Mara and Dann is a reworking of a very old tale, and it is found no
t only in Europe but in most cultures in the world.
It is set in the future, in Africa, called Ifrik because of how often we may hear how the short a becomes a short i.
An Ice Age covers all the northern hemisphere.
I cannot be the only person who, hearing that the most common condition for the northern parts of the world is to be under – sometimes – miles of ice, shivers, not because of imagined cold winds, since every one of us is equipped with that potent talisman for survival, It can’t happen to me, making it impossible for us to weaken ourselves by brooding on possible calamities, but from the thought that one day, thousands of years in the future, our descendants might be saying, ‘In the 12,000-year interval between one thrust of the Ice Age and the next, there flourished a whole story of human development, from savagery and barbarism to high culture’ – and all our civilisations and languages, and cities and skills and inventions, our farms and gardens and forests, and the birds and the beasts we try so hard to protect against our depredations, will amount to a sentence or a paragraph in a long history. But perhaps it will be a 15,000-year interregnum, or less or more, for our experts say that the next Ice Age, already overdue, may begin in a year’s time or in a thousand years.

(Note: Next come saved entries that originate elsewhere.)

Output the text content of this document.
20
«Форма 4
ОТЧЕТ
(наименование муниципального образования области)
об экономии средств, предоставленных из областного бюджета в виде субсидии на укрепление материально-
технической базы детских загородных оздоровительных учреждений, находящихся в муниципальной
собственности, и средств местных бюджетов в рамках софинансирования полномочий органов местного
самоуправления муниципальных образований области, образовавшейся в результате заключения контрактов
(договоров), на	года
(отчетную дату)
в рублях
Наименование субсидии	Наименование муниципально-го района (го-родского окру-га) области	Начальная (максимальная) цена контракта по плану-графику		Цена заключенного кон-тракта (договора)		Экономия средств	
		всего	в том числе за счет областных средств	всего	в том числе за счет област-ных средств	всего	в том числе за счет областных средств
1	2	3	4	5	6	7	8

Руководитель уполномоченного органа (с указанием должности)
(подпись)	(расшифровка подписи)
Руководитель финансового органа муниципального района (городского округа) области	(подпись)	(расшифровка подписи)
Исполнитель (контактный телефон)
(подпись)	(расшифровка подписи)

Mara and Dann is an attempt to imagine what some of the consequences might be when the ice returns and life must retreat to the middle and southern latitudes. Our past experiences help to picture the future. During the hardest of previous periods of ice, the Mediterranean was dry. During warmer intervals, when the ice withdrew for a while, the Neanderthals returned from exile in the south to take up life again in their still chilly valleys. If they did not see their sojourns south as exile, why did they always return?
Perhaps it is the Neanderthals who will turn out to have been our truest ancestors, having bequeathed to us our amazing diversity, our ability to live in any clime or condition and, above all, our endurance. I like to imagine them, with their great experience of ice, posting a watch for the advancing white mountains.